Summary: Enumera-se como conteúdo para a reflexão da comunidade quatro aspectos que caracterizam o Culto com Ceia do Senhor: essencial, comunitário, festivo e dadivoso.

Introdução

Cada ser vivo, cada atitude, cada sentimento, cada idéia, cada objeto e cada coisa na vida possui os seus aspectos relevantes. São estes aspectos relevantes que caracterizam e realçam as pessoas, atitudes, sentimentos, idéias, objetos e outras coisas mais. Destituí-las de tais aspectos relevantes é produzir um esvaziamento de significado e atrofiá-las quanto à própria existência. Ao analisar-se o Culto com Ceia do Senhor tem se detectado um esvaziamento quanto aos seus aspectos relevantes. Diante deste esvaziamento, ocorre um atrofiamento do Culto com Ceia do Senhor e o mesmo apresenta-se como sendo irrelevante, individual, triste e sacrificial[1]. Neste artigo não se procura as causas, mas a correção deste esvaziamento e atrofiamento. Enumera-se como conteúdo para a reflexão da comunidade quatro aspectos que caracterizam o Culto com Ceia do Senhor[2]: essencial, comunitário, festivo e dadivoso.

I - Essencial

Toda a história do Culto Cristão tem origem, meio e fim nas palavras instituitivas do Senhor Jesus: "Isto é o meu corpo, que por vós é dado; fazei isto em memória de mim"[3]. Com estas palavras, o Senhor Jesus determina que os Seus seguidores continuem a celebrar a Ceia[4]. Conforme Kirst, para os primeiros cristãos celebrar a Ceia era o mesmo que celebrar culto e não era algo que a igreja pudesse fazer ou deixar de fazer. Era uma questão de obediência; obedecer à ordem de Jesus. Brand afirma sob a ótica da história e da teologia que o encontro dos cristãos, em obediência, para o culto é fundamentalmente um encontro eucarístico. É um encontro de obediência, pois a ordem dada foi: "...Fazei isto em memória de mim"[5].

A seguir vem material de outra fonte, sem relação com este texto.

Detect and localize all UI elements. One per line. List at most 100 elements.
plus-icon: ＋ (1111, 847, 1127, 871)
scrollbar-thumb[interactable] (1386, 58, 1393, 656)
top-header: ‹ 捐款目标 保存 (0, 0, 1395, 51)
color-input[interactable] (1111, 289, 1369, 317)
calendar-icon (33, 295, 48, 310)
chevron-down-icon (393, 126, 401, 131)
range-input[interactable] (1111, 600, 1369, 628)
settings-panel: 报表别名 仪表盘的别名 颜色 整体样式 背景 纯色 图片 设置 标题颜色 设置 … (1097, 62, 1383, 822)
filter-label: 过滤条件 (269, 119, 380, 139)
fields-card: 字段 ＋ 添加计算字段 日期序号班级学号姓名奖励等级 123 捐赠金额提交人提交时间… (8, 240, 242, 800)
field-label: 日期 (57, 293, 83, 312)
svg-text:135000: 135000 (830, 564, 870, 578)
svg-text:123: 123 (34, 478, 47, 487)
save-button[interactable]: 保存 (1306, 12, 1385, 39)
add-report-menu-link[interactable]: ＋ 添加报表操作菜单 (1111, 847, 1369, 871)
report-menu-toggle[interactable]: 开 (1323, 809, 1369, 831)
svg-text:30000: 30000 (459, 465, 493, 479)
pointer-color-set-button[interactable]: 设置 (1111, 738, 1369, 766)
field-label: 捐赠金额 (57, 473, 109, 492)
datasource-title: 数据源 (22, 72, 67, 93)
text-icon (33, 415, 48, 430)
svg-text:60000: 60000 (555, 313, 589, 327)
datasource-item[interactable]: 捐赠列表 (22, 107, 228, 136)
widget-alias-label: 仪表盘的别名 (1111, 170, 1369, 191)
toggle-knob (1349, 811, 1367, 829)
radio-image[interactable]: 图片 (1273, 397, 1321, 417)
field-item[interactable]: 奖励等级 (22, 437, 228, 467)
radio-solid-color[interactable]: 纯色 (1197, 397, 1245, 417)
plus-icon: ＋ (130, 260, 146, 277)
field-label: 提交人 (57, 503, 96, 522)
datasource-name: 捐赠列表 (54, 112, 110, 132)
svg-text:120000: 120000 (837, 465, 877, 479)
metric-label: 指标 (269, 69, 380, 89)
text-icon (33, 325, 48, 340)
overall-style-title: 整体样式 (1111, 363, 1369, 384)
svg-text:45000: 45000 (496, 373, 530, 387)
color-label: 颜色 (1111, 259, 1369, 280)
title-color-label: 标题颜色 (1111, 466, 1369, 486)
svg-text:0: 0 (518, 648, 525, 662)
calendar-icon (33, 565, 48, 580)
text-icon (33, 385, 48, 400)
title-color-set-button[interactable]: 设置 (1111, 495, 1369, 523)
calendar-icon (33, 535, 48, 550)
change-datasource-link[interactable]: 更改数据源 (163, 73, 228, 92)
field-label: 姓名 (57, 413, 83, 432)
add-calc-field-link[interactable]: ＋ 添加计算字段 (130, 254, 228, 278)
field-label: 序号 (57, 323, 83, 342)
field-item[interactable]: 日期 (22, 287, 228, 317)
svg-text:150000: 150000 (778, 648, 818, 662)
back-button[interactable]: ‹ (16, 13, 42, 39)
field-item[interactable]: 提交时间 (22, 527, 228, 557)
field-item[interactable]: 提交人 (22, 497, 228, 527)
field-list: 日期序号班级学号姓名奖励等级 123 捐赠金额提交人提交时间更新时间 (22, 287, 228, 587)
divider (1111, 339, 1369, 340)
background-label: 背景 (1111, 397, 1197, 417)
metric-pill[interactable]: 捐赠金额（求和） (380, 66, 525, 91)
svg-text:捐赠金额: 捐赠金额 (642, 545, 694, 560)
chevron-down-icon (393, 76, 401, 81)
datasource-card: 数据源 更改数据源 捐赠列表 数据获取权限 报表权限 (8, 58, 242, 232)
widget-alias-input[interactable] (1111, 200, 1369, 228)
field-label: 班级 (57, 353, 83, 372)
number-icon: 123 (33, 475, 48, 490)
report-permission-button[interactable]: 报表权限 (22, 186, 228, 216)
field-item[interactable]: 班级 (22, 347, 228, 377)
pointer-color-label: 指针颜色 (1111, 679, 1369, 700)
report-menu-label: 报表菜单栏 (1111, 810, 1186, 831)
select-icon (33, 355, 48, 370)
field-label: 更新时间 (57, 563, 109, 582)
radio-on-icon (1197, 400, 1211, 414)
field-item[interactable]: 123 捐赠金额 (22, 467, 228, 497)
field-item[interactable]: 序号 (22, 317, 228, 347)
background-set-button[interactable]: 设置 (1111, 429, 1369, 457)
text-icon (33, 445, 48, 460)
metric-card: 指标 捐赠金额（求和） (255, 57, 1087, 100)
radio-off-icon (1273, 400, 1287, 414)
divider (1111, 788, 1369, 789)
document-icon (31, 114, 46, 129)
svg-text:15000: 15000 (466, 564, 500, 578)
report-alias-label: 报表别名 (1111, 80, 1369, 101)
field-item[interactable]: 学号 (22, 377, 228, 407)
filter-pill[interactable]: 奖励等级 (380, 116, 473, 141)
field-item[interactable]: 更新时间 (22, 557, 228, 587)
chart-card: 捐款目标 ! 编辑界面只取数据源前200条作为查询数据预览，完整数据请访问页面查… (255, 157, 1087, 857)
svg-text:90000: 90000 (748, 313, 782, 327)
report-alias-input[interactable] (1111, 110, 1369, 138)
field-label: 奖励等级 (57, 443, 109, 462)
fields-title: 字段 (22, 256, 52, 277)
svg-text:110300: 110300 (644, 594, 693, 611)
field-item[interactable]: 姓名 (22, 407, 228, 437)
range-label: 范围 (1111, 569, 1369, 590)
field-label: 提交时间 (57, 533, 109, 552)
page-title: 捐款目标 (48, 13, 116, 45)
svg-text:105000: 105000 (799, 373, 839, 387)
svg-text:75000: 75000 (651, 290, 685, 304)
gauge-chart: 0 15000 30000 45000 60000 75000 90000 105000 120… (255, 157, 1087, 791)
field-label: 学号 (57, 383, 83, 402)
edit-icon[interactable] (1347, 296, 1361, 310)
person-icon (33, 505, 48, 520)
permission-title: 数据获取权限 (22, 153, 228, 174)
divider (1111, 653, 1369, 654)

O realizar do Culto com Ceia do Senhor em memória do Senhor Jesus é chamado de anámnesis. Por anámnesis entende-se que a igreja ao realizar o Culto com Ceia do Senhor recorda o ato salvífico realizado pelo Senhor Jesus no passado e vivencia em seu presente a realidade deste ato. Portanto, a existência do Culto Cristão é a partir da realização da Ceia do Senhor; sem a Ceia do Senhor haverá um esvaziamento do culto.

II - Comunitário

A instituição do Culto com Santa Ceia pelo Senhor Jesus não foi realizada para indivíduos[6], mas para a igreja. A Ceia do Senhor não tem caráter individualista, ela é comunitária. É para a comunidade. Isto implica afirmar que ela inclui muito mais do que pessoas somente; inclusa nela encontra-se uma ação comunitária[7]. É o Corpo de Cristo que em unidade celebra em memória e obediência a Cristo. Diz Martini que a Eucaristia é celebrada no círculo comunitário e que este espaço é o lugar legítimo para a realização da mesma. E que no Novo Testamento, Ceia do Senhor e comunidade são inseparáveis[8]. Opinião semelhante, emite Von Allmen quando afirma: "Não há celebração da Eucaristia sem que tenha havido convite à comunhão e sem que haja de fato comunhão do povo. Essa era a única maneira em que a Igreja primitiva entendia a Eucaristia"[9]. A Eucaristia só tem sentido quando celebrada em comunidade, pois é nesta atitude que ela se revela como guardiã de seu caráter comunitário.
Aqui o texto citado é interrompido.